The answer is $n=1$, prime powers, and $n=p^aq$ with $q>p^a$, $p,q$ are primes, and $a \geq 1$. It is clear that the first two work. We first prove the working $n$ with two prime divisors are precisely those given. If $q<p^a$ then there exists some $i$ with $d_i=p^k$ for some $1 \leq k<a$, and then $d_{i+1}=q$, so $d_{i-1}=p^{k-1}$ and $d_i$ is good. Then $d_{i+2}=p^{k+1}$, so $d_{i+1}$ is good as well. On the other hand, if $q>p^a$, then the divisors of $n$ are $1,\ldots,p^a,q,\ldots,qp^a,q^2,\ldots,q^2p^a,\ldots,q^b,\ldots,q^bp^a$ in that order. It is clear that each $q^ip^a$ divisor for $0 \leq i \leq b$ is good, so we need $b=1$ which on the other hand clearly works.
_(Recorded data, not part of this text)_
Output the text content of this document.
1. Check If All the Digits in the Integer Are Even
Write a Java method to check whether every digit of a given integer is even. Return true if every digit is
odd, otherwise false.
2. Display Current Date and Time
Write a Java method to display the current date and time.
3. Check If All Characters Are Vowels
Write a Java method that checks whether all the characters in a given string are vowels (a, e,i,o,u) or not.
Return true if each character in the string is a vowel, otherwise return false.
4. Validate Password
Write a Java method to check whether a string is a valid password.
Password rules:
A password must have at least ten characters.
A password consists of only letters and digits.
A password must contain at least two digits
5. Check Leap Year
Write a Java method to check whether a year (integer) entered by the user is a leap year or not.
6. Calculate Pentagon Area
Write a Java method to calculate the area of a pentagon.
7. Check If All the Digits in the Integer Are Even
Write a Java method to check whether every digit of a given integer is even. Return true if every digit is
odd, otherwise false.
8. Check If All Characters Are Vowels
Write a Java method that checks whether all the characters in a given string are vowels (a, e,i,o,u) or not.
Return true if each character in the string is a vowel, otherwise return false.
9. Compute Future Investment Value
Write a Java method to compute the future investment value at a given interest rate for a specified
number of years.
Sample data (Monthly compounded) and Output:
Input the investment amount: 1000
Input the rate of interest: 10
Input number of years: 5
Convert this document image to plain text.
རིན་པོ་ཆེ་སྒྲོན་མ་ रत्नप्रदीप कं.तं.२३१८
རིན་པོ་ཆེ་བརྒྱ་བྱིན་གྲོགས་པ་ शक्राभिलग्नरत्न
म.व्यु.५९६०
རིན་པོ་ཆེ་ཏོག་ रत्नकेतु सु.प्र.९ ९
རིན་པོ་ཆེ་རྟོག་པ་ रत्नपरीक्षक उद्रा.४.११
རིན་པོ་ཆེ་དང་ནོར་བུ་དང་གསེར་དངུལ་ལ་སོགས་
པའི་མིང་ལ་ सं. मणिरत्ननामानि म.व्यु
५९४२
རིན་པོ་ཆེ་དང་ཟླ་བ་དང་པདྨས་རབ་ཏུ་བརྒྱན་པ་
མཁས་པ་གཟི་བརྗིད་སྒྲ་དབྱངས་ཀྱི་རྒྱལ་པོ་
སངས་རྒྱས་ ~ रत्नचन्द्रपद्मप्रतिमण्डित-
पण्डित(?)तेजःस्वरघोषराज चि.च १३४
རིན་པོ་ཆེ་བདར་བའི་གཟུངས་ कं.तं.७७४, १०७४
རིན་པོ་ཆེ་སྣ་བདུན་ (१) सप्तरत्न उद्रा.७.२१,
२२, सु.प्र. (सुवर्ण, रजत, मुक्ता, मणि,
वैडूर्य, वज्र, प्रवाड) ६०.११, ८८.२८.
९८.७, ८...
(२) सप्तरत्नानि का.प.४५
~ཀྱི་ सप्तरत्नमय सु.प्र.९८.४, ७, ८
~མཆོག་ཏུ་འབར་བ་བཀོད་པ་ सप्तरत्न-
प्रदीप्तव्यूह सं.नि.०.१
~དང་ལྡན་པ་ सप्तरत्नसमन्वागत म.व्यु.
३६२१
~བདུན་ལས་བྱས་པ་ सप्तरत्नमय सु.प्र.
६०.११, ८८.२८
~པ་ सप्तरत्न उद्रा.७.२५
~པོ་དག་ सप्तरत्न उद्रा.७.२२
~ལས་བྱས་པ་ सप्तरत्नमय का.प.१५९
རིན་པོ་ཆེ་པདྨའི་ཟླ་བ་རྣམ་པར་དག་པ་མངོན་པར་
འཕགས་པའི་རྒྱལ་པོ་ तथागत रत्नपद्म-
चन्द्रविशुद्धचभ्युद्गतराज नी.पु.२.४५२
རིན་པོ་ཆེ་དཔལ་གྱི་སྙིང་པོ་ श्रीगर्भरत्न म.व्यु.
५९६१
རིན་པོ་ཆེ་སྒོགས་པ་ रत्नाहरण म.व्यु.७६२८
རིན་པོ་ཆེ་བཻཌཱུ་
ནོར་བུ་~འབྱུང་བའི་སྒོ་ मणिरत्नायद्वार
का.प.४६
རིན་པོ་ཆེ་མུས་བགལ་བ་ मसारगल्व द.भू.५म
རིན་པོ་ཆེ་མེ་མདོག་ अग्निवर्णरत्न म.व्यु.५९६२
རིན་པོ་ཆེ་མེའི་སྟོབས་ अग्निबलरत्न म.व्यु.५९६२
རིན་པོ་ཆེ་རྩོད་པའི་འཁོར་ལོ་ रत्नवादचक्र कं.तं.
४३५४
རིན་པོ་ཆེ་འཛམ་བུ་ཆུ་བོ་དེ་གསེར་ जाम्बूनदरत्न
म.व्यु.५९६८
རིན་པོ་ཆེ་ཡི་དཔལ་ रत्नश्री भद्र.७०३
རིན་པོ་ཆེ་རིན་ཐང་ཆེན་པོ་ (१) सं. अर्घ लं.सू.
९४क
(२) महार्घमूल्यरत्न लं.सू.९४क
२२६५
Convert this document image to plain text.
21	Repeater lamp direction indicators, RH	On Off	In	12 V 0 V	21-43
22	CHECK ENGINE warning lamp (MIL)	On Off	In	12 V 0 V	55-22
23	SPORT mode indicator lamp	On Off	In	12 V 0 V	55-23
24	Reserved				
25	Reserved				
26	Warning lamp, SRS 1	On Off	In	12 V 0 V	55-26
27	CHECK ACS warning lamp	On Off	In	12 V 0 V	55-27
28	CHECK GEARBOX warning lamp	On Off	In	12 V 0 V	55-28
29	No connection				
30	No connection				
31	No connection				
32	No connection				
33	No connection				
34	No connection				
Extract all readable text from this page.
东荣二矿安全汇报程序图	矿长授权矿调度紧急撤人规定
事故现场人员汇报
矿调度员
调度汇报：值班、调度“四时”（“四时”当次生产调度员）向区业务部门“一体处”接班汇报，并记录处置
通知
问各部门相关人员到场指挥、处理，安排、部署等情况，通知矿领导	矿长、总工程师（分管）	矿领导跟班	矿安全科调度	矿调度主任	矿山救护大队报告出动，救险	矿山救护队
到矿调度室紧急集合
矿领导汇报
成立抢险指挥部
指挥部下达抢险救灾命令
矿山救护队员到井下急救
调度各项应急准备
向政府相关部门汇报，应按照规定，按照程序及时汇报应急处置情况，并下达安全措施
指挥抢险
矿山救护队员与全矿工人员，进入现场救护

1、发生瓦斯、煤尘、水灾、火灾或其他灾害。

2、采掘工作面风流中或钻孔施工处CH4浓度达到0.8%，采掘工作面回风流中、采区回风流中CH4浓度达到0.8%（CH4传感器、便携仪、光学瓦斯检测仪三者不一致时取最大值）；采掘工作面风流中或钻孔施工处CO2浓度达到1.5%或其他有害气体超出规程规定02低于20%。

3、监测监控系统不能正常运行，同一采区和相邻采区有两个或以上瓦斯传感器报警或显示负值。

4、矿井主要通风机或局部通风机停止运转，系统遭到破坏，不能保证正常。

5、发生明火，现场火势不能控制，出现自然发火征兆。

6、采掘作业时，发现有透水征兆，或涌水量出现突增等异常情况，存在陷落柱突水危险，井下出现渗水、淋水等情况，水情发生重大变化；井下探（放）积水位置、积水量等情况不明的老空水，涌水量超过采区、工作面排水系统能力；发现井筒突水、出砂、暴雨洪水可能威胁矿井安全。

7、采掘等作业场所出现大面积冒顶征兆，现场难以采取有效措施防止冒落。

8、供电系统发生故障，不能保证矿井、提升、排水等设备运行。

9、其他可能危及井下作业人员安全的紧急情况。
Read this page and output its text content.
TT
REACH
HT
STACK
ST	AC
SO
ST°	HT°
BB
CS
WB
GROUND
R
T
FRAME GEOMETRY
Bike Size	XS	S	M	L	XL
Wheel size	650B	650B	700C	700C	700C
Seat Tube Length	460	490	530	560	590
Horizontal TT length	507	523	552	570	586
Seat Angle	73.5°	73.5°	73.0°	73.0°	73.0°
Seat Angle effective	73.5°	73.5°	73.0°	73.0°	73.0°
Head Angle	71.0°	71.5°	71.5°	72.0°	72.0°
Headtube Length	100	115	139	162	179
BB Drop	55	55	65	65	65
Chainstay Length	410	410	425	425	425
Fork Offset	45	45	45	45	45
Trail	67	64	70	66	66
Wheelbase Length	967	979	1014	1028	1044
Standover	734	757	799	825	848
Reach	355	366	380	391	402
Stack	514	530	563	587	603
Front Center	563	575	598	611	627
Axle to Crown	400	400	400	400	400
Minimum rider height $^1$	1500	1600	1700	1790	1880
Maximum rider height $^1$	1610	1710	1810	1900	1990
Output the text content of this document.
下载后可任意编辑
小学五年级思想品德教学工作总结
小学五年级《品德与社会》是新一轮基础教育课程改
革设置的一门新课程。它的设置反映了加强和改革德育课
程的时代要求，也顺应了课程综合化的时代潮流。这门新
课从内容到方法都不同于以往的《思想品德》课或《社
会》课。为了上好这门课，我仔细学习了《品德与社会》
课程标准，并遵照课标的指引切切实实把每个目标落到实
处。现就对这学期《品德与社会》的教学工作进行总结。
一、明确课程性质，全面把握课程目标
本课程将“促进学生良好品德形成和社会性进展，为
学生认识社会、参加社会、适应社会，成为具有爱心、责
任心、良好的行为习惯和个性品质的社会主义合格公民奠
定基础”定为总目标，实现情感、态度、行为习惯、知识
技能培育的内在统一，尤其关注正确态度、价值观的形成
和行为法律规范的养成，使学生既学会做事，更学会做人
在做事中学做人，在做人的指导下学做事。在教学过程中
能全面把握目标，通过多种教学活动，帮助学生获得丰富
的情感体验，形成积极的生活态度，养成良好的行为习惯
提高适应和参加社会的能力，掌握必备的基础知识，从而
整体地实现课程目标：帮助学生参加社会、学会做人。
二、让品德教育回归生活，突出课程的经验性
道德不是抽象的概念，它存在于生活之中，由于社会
Henceforth suppose that $n$ has at least $3$ prime divisors and let them be $p_1<\cdots<p_k$; also let $e\geq 1$ be $\nu_{p_1}(n)$. The following claim will provide $k$ good divisors, resolving the problem. Claim: For each $i$ (possibly equaling $1$) there exists some $m\geq 0$ such that $p_1^mp_i$ is good. Proof: Suppose otherwise. Let $d_j=p_i$, so $d_{j-1} \perp d_j$, and we must have $p_i \mid d_{j+1}$, so in fact $d_{j+1}=p_1p_i$. If $d_{j+1}$ is not good, then we need $p_1 \mid d_{j+2}$, so $d_{j+2}=p_1a$ for some $a>p_i$. On the other hand, if $a>p_1p_i$, then the divisor $a$ comes between $d_{j+1}$ and $d_{j+2}$, and if $a<p_1p_i$, then $a$ comes between $d_j$ and $d_{j+1}$, so in fact $a=p_1p_i \implies d_{j+2}=p_1^2p_i$. Then $p_1$ must divide $d_{j+3}$ as well, so we apply the same logic and get $d_{j+3}=p_1^3p_i$, and so on. But then $d_{j+e+1}$ must equal $p_1^{e+1}p_i$, which doesn't divide $n$: contradiction. $\blacksquare$ An important fact used implicitly in the proof: the divisors that we look at will never equal $n$, since they are divisible by at most $2$ distinct primes ($p_1$ and $p_i$): this is why we have to check the other cases separately, since if it turns out that, say, $d_{j+2}=n$, we run into issues because $d_{j+2}$ not being good is always true and we can no longer restrict the next divisor.

For another construction, the divisor before each prime divisor is good. This way, we have $k-1$ good numbers so there aren't any more. Also, if we divide $d_i$ and $d_{i+1}$ by their gcd the resulting numbers are also consecutive divisors, where the first is good. This gives that Claim: After $p_k$, every divisor is divisible by $p_k$. Proof: Suppose not and let $d_t$ be the first time it happens (so $p_k\mid d_{t-1}$ but $p_k\nmid d_t$). Divide out by gcd and we'll get a good number greater than $p_k$, a contradiction. This way we naturally sort them and create at least $2$ "classes" by $v_{p_k}$ where each class has $k-1$ good divisors.